What Are Bollinger Bands? The Volatility Indicator Explained
Bollinger Bands solve a specific problem: how do you know when a price move is "normal" volatility versus something unusual? The bands expand and contract with the market's own volatility — they're essentially a self-adjusting measure of what "stretched" looks like for any given stock at any given time.
The squeeze is the most actionable Bollinger Band signal — when the bands narrow to their tightest point in months, a significant move is imminent in either direction, and the direction of the first breakout from the squeeze often sets the trend for weeks. Price touching the upper band is not automatically a sell signal in a strong uptrend; in trending markets, price can ride the upper band for extended periods. APEX uses Bollinger Band width (the squeeze condition) as part of its volatility and momentum assessment layer in the composite signal.
What Are Bollinger Bands?
Bollinger Bands are three lines plotted on a price chart. The middle band is a 20-period simple moving average (SMA). The upper band is that SMA plus 2 standard deviations. The lower band is that SMA minus 2 standard deviations. The bands automatically widen when price swings are large and narrow when price is calm.
The statistical logic: roughly 95% of price action falls within 2 standard deviations of the mean. So when price touches or breaks the upper or lower band, it's doing something statistically unusual — and that's worth paying attention to.
The Squeeze: The Setup That Traders Love
When the bands come very close together — usually after a long period of low volatility — it's called a squeeze. The market has been coiling like a spring. Historically, squeezes precede significant price moves because volatility tends to cycle: low volatility leads to high volatility, and vice versa.
The squeeze itself doesn't tell you which direction the breakout will go. That's the critical part most beginners miss. A squeeze is a timing signal, not a direction signal. You need something else — trend, volume, RSI, or a catalyst — to determine which way to trade the eventual breakout.
Most traders wait for the breakout candle: price closing outside the band after a squeeze, ideally on above-average volume, before entering. Fakeouts (false breakouts that immediately reverse) are common, which is why volume confirmation matters.
Walking the Band in a Trend
One of the most misunderstood Bollinger Band behaviors: in strong trends, price can "walk" the upper or lower band for weeks.
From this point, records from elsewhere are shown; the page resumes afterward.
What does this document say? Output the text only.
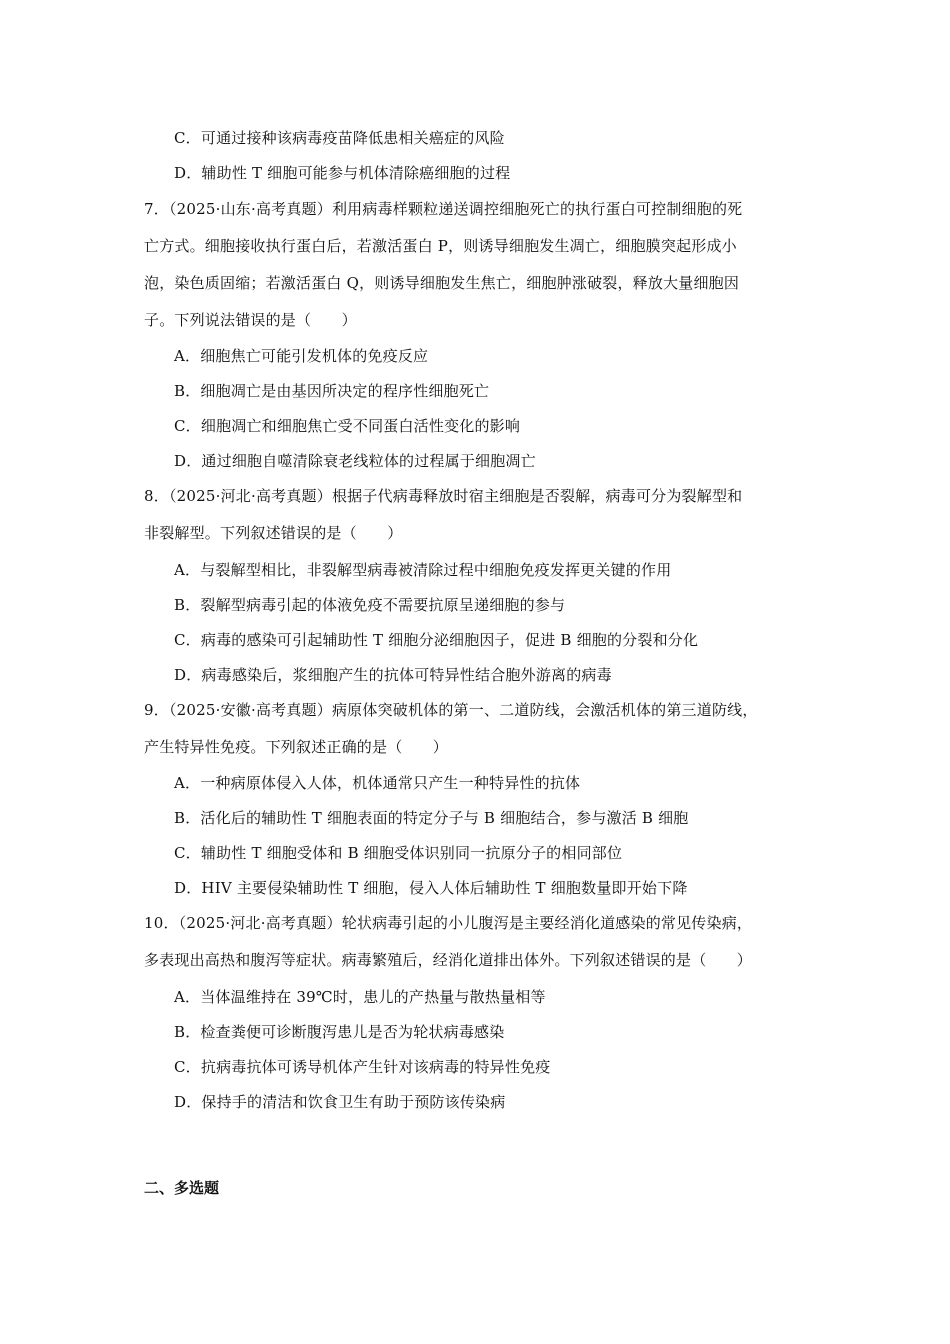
C．可通过接种该病毒疫苗降低患相关癌症的风险
D．辅助性 T 细胞可能参与机体清除癌细胞的过程
7．（2025·山东·高考真题）利用病毒样颗粒递送调控细胞死亡的执行蛋白可控制细胞的死
亡方式。细胞接收执行蛋白后，若激活蛋白 P，则诱导细胞发生凋亡，细胞膜突起形成小
泡，染色质固缩；若激活蛋白 Q，则诱导细胞发生焦亡，细胞肿涨破裂，释放大量细胞因
子。下列说法错误的是（　　）
A．细胞焦亡可能引发机体的免疫反应
B．细胞凋亡是由基因所决定的程序性细胞死亡
C．细胞凋亡和细胞焦亡受不同蛋白活性变化的影响
D．通过细胞自噬清除衰老线粒体的过程属于细胞凋亡
8．（2025·河北·高考真题）根据子代病毒释放时宿主细胞是否裂解，病毒可分为裂解型和
非裂解型。下列叙述错误的是（　　）
A．与裂解型相比，非裂解型病毒被清除过程中细胞免疫发挥更关键的作用
B．裂解型病毒引起的体液免疫不需要抗原呈递细胞的参与
C．病毒的感染可引起辅助性 T 细胞分泌细胞因子，促进 B 细胞的分裂和分化
D．病毒感染后，浆细胞产生的抗体可特异性结合胞外游离的病毒
9．（2025·安徽·高考真题）病原体突破机体的第一、二道防线，会激活机体的第三道防线，
产生特异性免疫。下列叙述正确的是（　　）
A．一种病原体侵入人体，机体通常只产生一种特异性的抗体
B．活化后的辅助性 T 细胞表面的特定分子与 B 细胞结合，参与激活 B 细胞
C．辅助性 T 细胞受体和 B 细胞受体识别同一抗原分子的相同部位
D．HIV 主要侵染辅助性 T 细胞，侵入人体后辅助性 T 细胞数量即开始下降
10．（2025·河北·高考真题）轮状病毒引起的小儿腹泻是主要经消化道感染的常见传染病，
多表现出高热和腹泻等症状。病毒繁殖后，经消化道排出体外。下列叙述错误的是（　　）
A．当体温维持在 39℃时，患儿的产热量与散热量相等
B．检查粪便可诊断腹泻患儿是否为轮状病毒感染
C．抗病毒抗体可诱导机体产生针对该病毒的特异性免疫
D．保持手的清洁和饮食卫生有助于预防该传染病
二、多选题
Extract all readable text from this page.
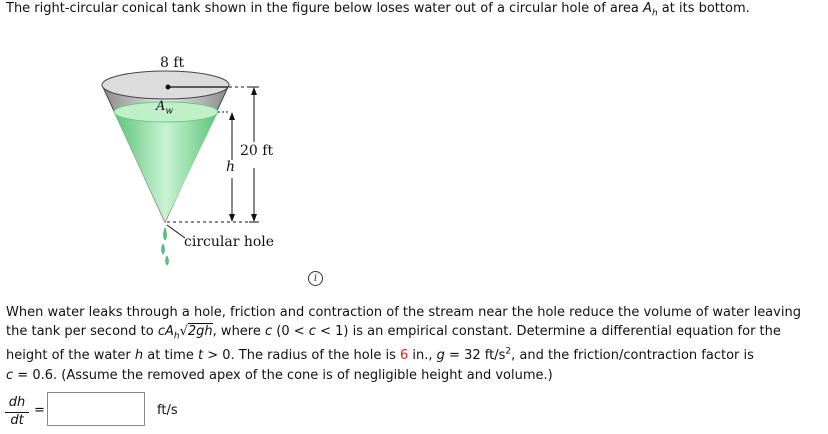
The right-circular conical tank shown in the figure below loses water out of a circular hole of area $A_h$ at its bottom.
8 ft
$A_w$
20 ft
h
circular hole
i
When water leaks through a hole, friction and contraction of the stream near the hole reduce the volume of water leaving
the tank per second to $cA_h√2gh$, where c (0 < c < 1) is an empirical constant. Determine a differential equation for the
height of the water h at time t > 0. The radius of the hole is 6 in., g = 32 $ft/s^2$, and the friction/contraction factor is
c = 0.6. (Assume the removed apex of the cone is of negligible height and volume.)
$\frac{dh}{dt}$ =	ft/s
It touches the upper band, pulls back slightly to the middle band, then touches the upper band again. This is not a sell signal — it's a confirmation of strong trend momentum.
Selling every time price touches the upper band in a strong uptrend is a losing strategy. It cuts winners short in the strongest possible market environment. The walk ends when price closes below the middle band — that's when you start questioning the trend.
Bollinger Bands + RSI: A Better Combination
Bollinger Bands alone have a known weakness: they can signal "overbought" conditions in a stock that's simply in a strong uptrend. Pairing them with RSI filters out many false signals. A touch of the upper band with RSI below 70 (not yet overbought) in an uptrend is a very different setup than the same touch with RSI at 82 after a 40% run.
The most reliable mean-reversion signals come when price tags the lower band while RSI is below 30 — that's a double oversold signal in a stock that isn't in a structural downtrend.